Francesco Amoroso per TRISTE©

Fili neri di pioppi – fili neri di nubi/ sul cielo rosso –
e questa prima erba/ libera dalla neve/ chiara/
che fa pensare alla primavera/ e guardare/
se ad una svolta/ nascono le primule –
Ma il ghiaccio inazzurra i sentieri –
la nebbia addormenta i fossati –
un lento pallore devasta/ i colori del cielo –

Scende la notte – nessun fiore è nato –
è inverno – anima – è inverno.

(A. Pozzi, 1932)

Le canzoni e gli album che le contengono hanno una vita propria.
Appena vengono rilasciati nel mondo non appartengono più ai loro artefici ma diventano patrimonio di tutti e ognuno è libero di fare di loro ciò che vuole, di riempirli di significato, di usarli a proprio piacimento, di interpretarli come ritiene opportuno.
A volte una canzone o un disco vivono più vite anche per lo stesso ascoltatore.
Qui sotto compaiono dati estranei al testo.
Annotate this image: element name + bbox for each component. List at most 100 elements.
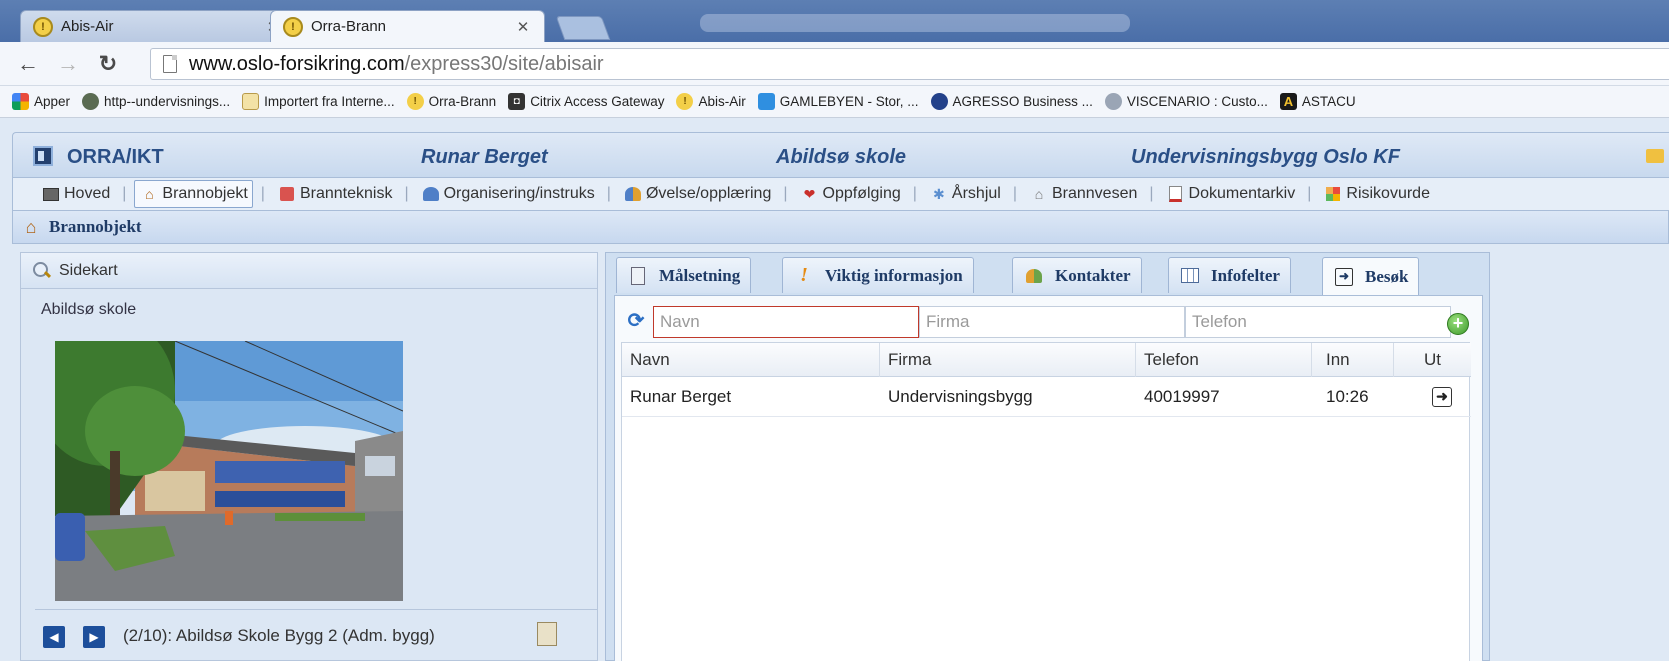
bookmark-label: ASTACU bbox=[1301, 94, 1356, 109]
browser-tabstrip: ! Abis-Air ✕ ! Orra-Brann ✕ bbox=[0, 0, 1669, 42]
menu-separator: | bbox=[1149, 185, 1154, 202]
risk-icon bbox=[1323, 185, 1343, 203]
apps-grid-icon bbox=[12, 93, 29, 110]
bookmark-orra-brann[interactable]: ! Orra-Brann bbox=[406, 93, 496, 110]
bookmark-importert[interactable]: Importert fra Interne... bbox=[242, 93, 395, 110]
checkout-icon[interactable]: ➜ bbox=[1432, 387, 1452, 407]
training-icon bbox=[623, 185, 643, 203]
menu-item-label: Årshjul bbox=[951, 185, 1001, 202]
bookmark-viscenario[interactable]: VISCENARIO : Custo... bbox=[1104, 93, 1268, 110]
menu-item-risikovurdering[interactable]: Risikovurde bbox=[1319, 180, 1434, 208]
tab-malsetning[interactable]: Målsetning bbox=[616, 257, 752, 293]
menu-item-oppfolging[interactable]: ❤ Oppfølging bbox=[796, 180, 905, 208]
orra-logo-icon bbox=[33, 146, 53, 166]
browser-tab-orra-brann[interactable]: ! Orra-Brann ✕ bbox=[270, 10, 545, 42]
building-photo[interactable] bbox=[55, 341, 403, 601]
menu-item-brannvesen[interactable]: ⌂ Brannvesen bbox=[1025, 180, 1141, 208]
tab-kontakter[interactable]: Kontakter bbox=[1012, 257, 1142, 293]
menu-separator: | bbox=[122, 185, 127, 202]
bookmark-abis-air[interactable]: ! Abis-Air bbox=[676, 93, 746, 110]
refresh-icon[interactable]: ⟳ bbox=[625, 310, 647, 332]
table-row[interactable]: Runar Berget Undervisningsbygg 40019997 … bbox=[622, 377, 1471, 417]
browser-tab-label: Abis-Air bbox=[61, 18, 114, 35]
cell-navn: Runar Berget bbox=[630, 387, 732, 406]
document-icon[interactable] bbox=[537, 622, 557, 646]
column-header-telefon[interactable]: Telefon bbox=[1136, 343, 1312, 377]
bookmark-label: http--undervisnings... bbox=[104, 94, 231, 109]
menu-item-label: Organisering/instruks bbox=[443, 185, 595, 202]
menu-item-arshjul[interactable]: ✱ Årshjul bbox=[925, 180, 1005, 208]
menu-item-brannteknisk[interactable]: Brannteknisk bbox=[273, 180, 397, 208]
home-screen-icon bbox=[41, 185, 61, 203]
new-tab-button[interactable] bbox=[555, 16, 611, 40]
sidekart-header[interactable]: Sidekart bbox=[21, 253, 597, 289]
bookmarks-bar: Apper http--undervisnings... Importert f… bbox=[0, 86, 1669, 118]
reload-icon[interactable]: ↻ bbox=[96, 52, 120, 76]
previous-image-button[interactable]: ◀ bbox=[43, 626, 65, 648]
bookmark-gamlebyen[interactable]: GAMLEBYEN - Stor, ... bbox=[757, 93, 919, 110]
window-title-blurred bbox=[700, 14, 1130, 32]
column-header-ut[interactable]: Ut bbox=[1394, 343, 1471, 377]
menu-separator: | bbox=[606, 185, 611, 202]
bookmark-citrix[interactable]: ◘ Citrix Access Gateway bbox=[508, 93, 664, 110]
filter-row: ⟳ + bbox=[621, 304, 1478, 338]
browser-navbar: ← → ↻ www.oslo-forsikring.com/express30/… bbox=[0, 42, 1669, 86]
grid-header: Navn Firma Telefon Inn Ut bbox=[622, 343, 1471, 377]
menu-separator: | bbox=[912, 185, 917, 202]
menu-item-label: Dokumentarkiv bbox=[1188, 185, 1296, 202]
left-panel: Sidekart Abildsø skole ◀ ▶ (2/10): Abild… bbox=[20, 252, 598, 661]
sidekart-label: Sidekart bbox=[59, 261, 118, 279]
folder-icon bbox=[242, 93, 260, 110]
address-bar[interactable]: www.oslo-forsikring.com/express30/site/a… bbox=[150, 48, 1669, 80]
shield-icon: ! bbox=[33, 16, 53, 37]
bookmark-agresso[interactable]: AGRESSO Business ... bbox=[930, 93, 1093, 110]
besok-content: ⟳ + Navn Firma Telefon Inn Ut Runar Berg… bbox=[614, 295, 1483, 661]
page-icon bbox=[163, 55, 177, 73]
document-icon bbox=[1166, 185, 1186, 203]
menu-item-label: Brannobjekt bbox=[162, 185, 248, 202]
shield-icon: ! bbox=[406, 93, 424, 110]
next-image-button[interactable]: ▶ bbox=[83, 626, 105, 648]
column-header-firma[interactable]: Firma bbox=[880, 343, 1136, 377]
menu-item-label: Risikovurde bbox=[1346, 185, 1430, 202]
house-icon: ⌂ bbox=[145, 186, 154, 202]
menu-separator: | bbox=[404, 185, 409, 202]
close-icon[interactable]: ✕ bbox=[514, 18, 532, 36]
add-visitor-button[interactable]: + bbox=[1447, 313, 1469, 335]
gamlebyen-icon bbox=[757, 93, 775, 110]
tab-viktig-informasjon[interactable]: ! Viktig informasjon bbox=[782, 257, 974, 293]
heart-icon: ❤ bbox=[803, 185, 816, 202]
menu-item-ovelse[interactable]: Øvelse/opplæring bbox=[619, 180, 775, 208]
telefon-filter-input[interactable] bbox=[1185, 306, 1451, 338]
column-header-navn[interactable]: Navn bbox=[622, 343, 880, 377]
bookmark-apper[interactable]: Apper bbox=[12, 93, 70, 110]
firma-filter-input[interactable] bbox=[919, 306, 1185, 338]
tab-label: Viktig informasjon bbox=[825, 265, 963, 285]
menu-item-brannobjekt[interactable]: ⌂ Brannobjekt bbox=[134, 180, 253, 208]
back-arrow-icon[interactable]: ← bbox=[16, 52, 40, 76]
menu-item-dokumentarkiv[interactable]: Dokumentarkiv bbox=[1162, 180, 1300, 208]
house-icon: ⌂ bbox=[1034, 186, 1044, 202]
menu-item-organisering[interactable]: Organisering/instruks bbox=[417, 180, 599, 208]
logout-icon[interactable] bbox=[1646, 149, 1664, 163]
bookmark-astacu[interactable]: A ASTACU bbox=[1279, 93, 1356, 110]
menu-item-hoved[interactable]: Hoved bbox=[37, 180, 114, 208]
bookmark-label: GAMLEBYEN - Stor, ... bbox=[779, 94, 919, 109]
viscenario-icon bbox=[1104, 93, 1122, 110]
visitor-grid: Navn Firma Telefon Inn Ut Runar Berget U… bbox=[621, 342, 1471, 661]
calculator-icon bbox=[627, 265, 649, 287]
menu-separator: | bbox=[1307, 185, 1312, 202]
tab-besok[interactable]: ➜ Besøk bbox=[1322, 257, 1420, 295]
browser-tab-abis-air[interactable]: ! Abis-Air ✕ bbox=[20, 10, 295, 42]
navn-filter-input[interactable] bbox=[653, 306, 919, 338]
url-path: /express30/site/abisair bbox=[404, 52, 604, 75]
tab-label: Infofelter bbox=[1211, 265, 1280, 285]
tab-infofelter[interactable]: Infofelter bbox=[1168, 257, 1291, 293]
school-name: Abildsø skole bbox=[41, 301, 137, 318]
astacu-icon: A bbox=[1279, 93, 1297, 110]
column-header-inn[interactable]: Inn bbox=[1312, 343, 1394, 377]
bookmark-label: Citrix Access Gateway bbox=[530, 94, 665, 109]
forward-arrow-icon[interactable]: → bbox=[56, 52, 80, 76]
bookmark-undervisnings[interactable]: http--undervisnings... bbox=[82, 93, 230, 110]
people-icon bbox=[421, 185, 441, 203]
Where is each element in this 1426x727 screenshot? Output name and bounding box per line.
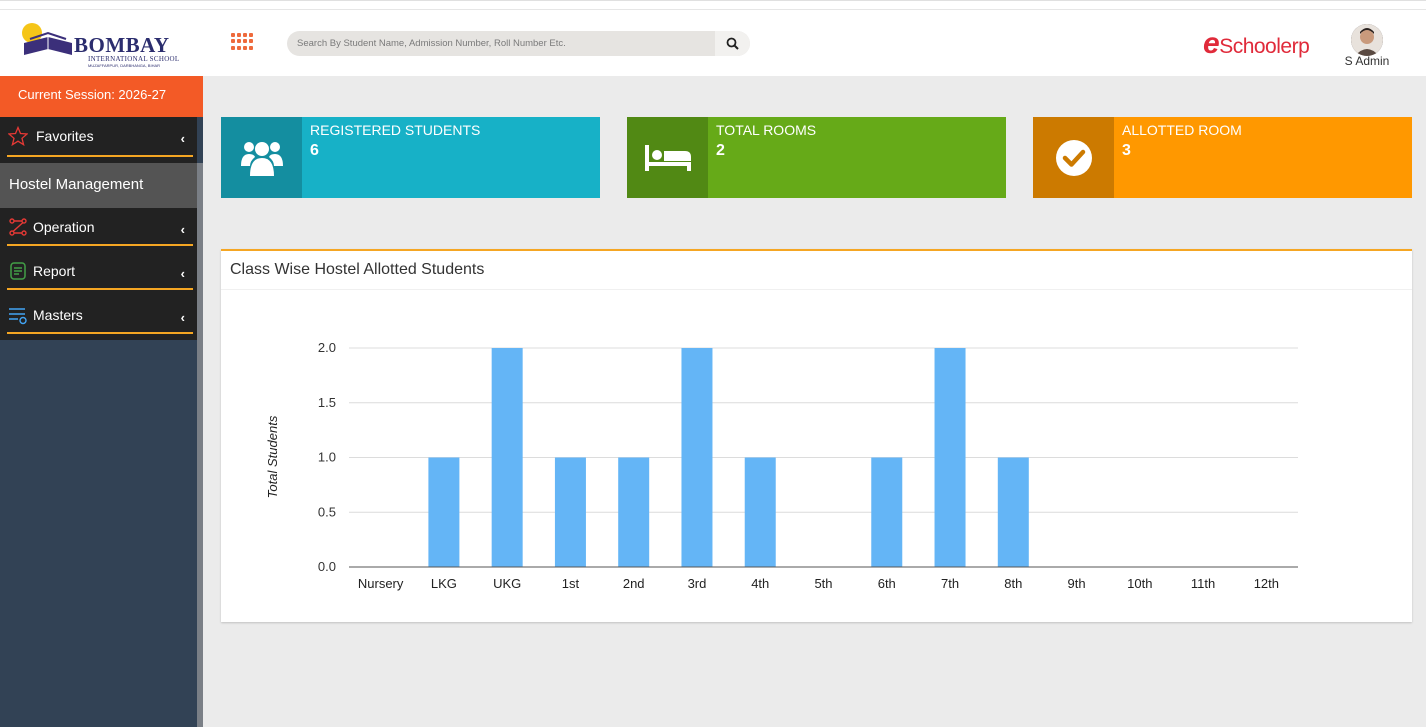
x-tick-label: UKG bbox=[493, 576, 521, 591]
search-bar bbox=[287, 31, 750, 56]
bar-2nd bbox=[618, 457, 650, 567]
bar-8th bbox=[997, 457, 1029, 567]
search-button[interactable] bbox=[715, 31, 750, 56]
avatar-image bbox=[1351, 24, 1383, 56]
brand-main: School bbox=[1219, 35, 1281, 58]
user-avatar[interactable] bbox=[1351, 24, 1383, 56]
x-tick-label: 9th bbox=[1068, 576, 1086, 591]
chart-panel: Class Wise Hostel Allotted Students 0.0 0… bbox=[221, 249, 1412, 622]
chevron-left-icon: ‹ bbox=[180, 131, 185, 146]
sidebar-item-label: Masters bbox=[33, 307, 83, 323]
bar-4th bbox=[744, 457, 776, 567]
y-tick-label: 0.0 bbox=[318, 559, 336, 574]
card-total-rooms[interactable]: TOTAL ROOMS 2 bbox=[627, 117, 1006, 198]
username-label[interactable]: S Admin bbox=[1330, 54, 1404, 68]
x-tick-label: 4th bbox=[751, 576, 769, 591]
item-underline bbox=[7, 244, 193, 246]
school-logo[interactable]: BOMBAY INTERNATIONAL SCHOOL MUZAFFARPUR,… bbox=[18, 21, 183, 69]
x-tick-label: Nursery bbox=[358, 576, 404, 591]
bar-chart: 0.0 0.5 1.0 1.5 2.0 Total Students Nursery LKG U… bbox=[265, 340, 1298, 591]
sidebar-item-masters[interactable]: Masters ‹ bbox=[0, 296, 197, 340]
card-value: 6 bbox=[310, 142, 319, 159]
item-underline bbox=[7, 155, 193, 157]
masters-icon bbox=[9, 308, 27, 325]
operation-icon bbox=[9, 218, 27, 236]
bar-lkg bbox=[428, 457, 460, 567]
sidebar-item-label: Operation bbox=[33, 219, 95, 235]
x-tick-label: 3rd bbox=[688, 576, 707, 591]
logo-subtitle: INTERNATIONAL SCHOOL bbox=[88, 55, 180, 63]
chevron-left-icon: ‹ bbox=[180, 222, 185, 237]
bar-1st bbox=[554, 457, 586, 567]
sidebar-item-label: Report bbox=[33, 263, 76, 279]
bar-7th bbox=[934, 348, 966, 567]
x-tick-label: 5th bbox=[814, 576, 832, 591]
card-icon-box bbox=[1033, 117, 1114, 198]
card-allotted-room[interactable]: ALLOTTED ROOM 3 bbox=[1033, 117, 1412, 198]
chevron-left-icon: ‹ bbox=[180, 310, 185, 325]
sidebar-item-label: Favorites bbox=[36, 128, 94, 144]
search-icon bbox=[726, 37, 739, 50]
bed-icon bbox=[644, 144, 691, 171]
current-session: Current Session: 2026-27 bbox=[0, 76, 203, 117]
card-value: 2 bbox=[716, 142, 725, 159]
card-icon-box bbox=[221, 117, 302, 198]
x-tick-label: 8th bbox=[1004, 576, 1022, 591]
header-top-line bbox=[0, 9, 1426, 10]
users-icon bbox=[240, 141, 283, 176]
x-tick-label: 2nd bbox=[623, 576, 645, 591]
book-logo-icon bbox=[22, 23, 72, 55]
x-tick-label: 10th bbox=[1127, 576, 1152, 591]
apps-grid-icon[interactable] bbox=[231, 33, 253, 51]
y-tick-label: 1.5 bbox=[318, 395, 336, 410]
sidebar-scrollbar[interactable] bbox=[197, 163, 203, 727]
top-header: BOMBAY INTERNATIONAL SCHOOL MUZAFFARPUR,… bbox=[0, 0, 1426, 76]
check-circle-icon bbox=[1055, 139, 1092, 176]
item-underline bbox=[7, 288, 193, 290]
card-label: ALLOTTED ROOM bbox=[1122, 122, 1242, 138]
card-registered-students[interactable]: REGISTERED STUDENTS 6 bbox=[221, 117, 600, 198]
y-tick-label: 1.0 bbox=[318, 450, 336, 465]
brand-prefix: e bbox=[1203, 27, 1220, 60]
sidebar-item-report[interactable]: Report ‹ bbox=[0, 252, 197, 296]
x-tick-label: LKG bbox=[431, 576, 457, 591]
x-tick-label: 7th bbox=[941, 576, 959, 591]
sidebar-item-operation[interactable]: Operation ‹ bbox=[0, 208, 197, 252]
logo-location: MUZAFFARPUR, DARBHANGA, BIHAR bbox=[88, 63, 161, 68]
x-tick-label: 11th bbox=[1191, 576, 1215, 591]
y-tick-label: 0.5 bbox=[318, 504, 336, 519]
brand-suffix: erp bbox=[1280, 35, 1310, 58]
chevron-left-icon: ‹ bbox=[180, 266, 185, 281]
x-tick-label: 12th bbox=[1254, 576, 1279, 591]
card-label: REGISTERED STUDENTS bbox=[310, 122, 481, 138]
bar-3rd bbox=[681, 348, 713, 567]
bar-6th bbox=[871, 457, 903, 567]
module-title: Hostel Management bbox=[0, 163, 197, 208]
report-icon bbox=[10, 262, 26, 280]
y-axis-label: Total Students bbox=[265, 415, 280, 498]
star-icon bbox=[8, 126, 28, 146]
eschoolerp-brand: eSchoolerp bbox=[1203, 27, 1310, 61]
card-label: TOTAL ROOMS bbox=[716, 122, 817, 138]
x-tick-label: 1st bbox=[562, 576, 580, 591]
item-underline bbox=[7, 332, 193, 334]
y-tick-label: 2.0 bbox=[318, 340, 336, 355]
search-input[interactable] bbox=[297, 35, 717, 52]
x-tick-label: 6th bbox=[878, 576, 896, 591]
bar-ukg bbox=[491, 348, 523, 567]
sidebar-item-favorites[interactable]: Favorites ‹ bbox=[0, 117, 197, 163]
card-value: 3 bbox=[1122, 142, 1131, 159]
card-icon-box bbox=[627, 117, 708, 198]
A volte accompagnano momenti significativi dell’esistenza e a volte sono essi stessi i momenti significativi di una vita.
Capita addirittura che, spontaneamente e apparentemente senza un reale motivo, riescano a sprigionare tutti i loro sentori, il loro senso, solo quando s’incontrano con altre forme d’arte, con le quali a prima vista possono anche non spartire nulla.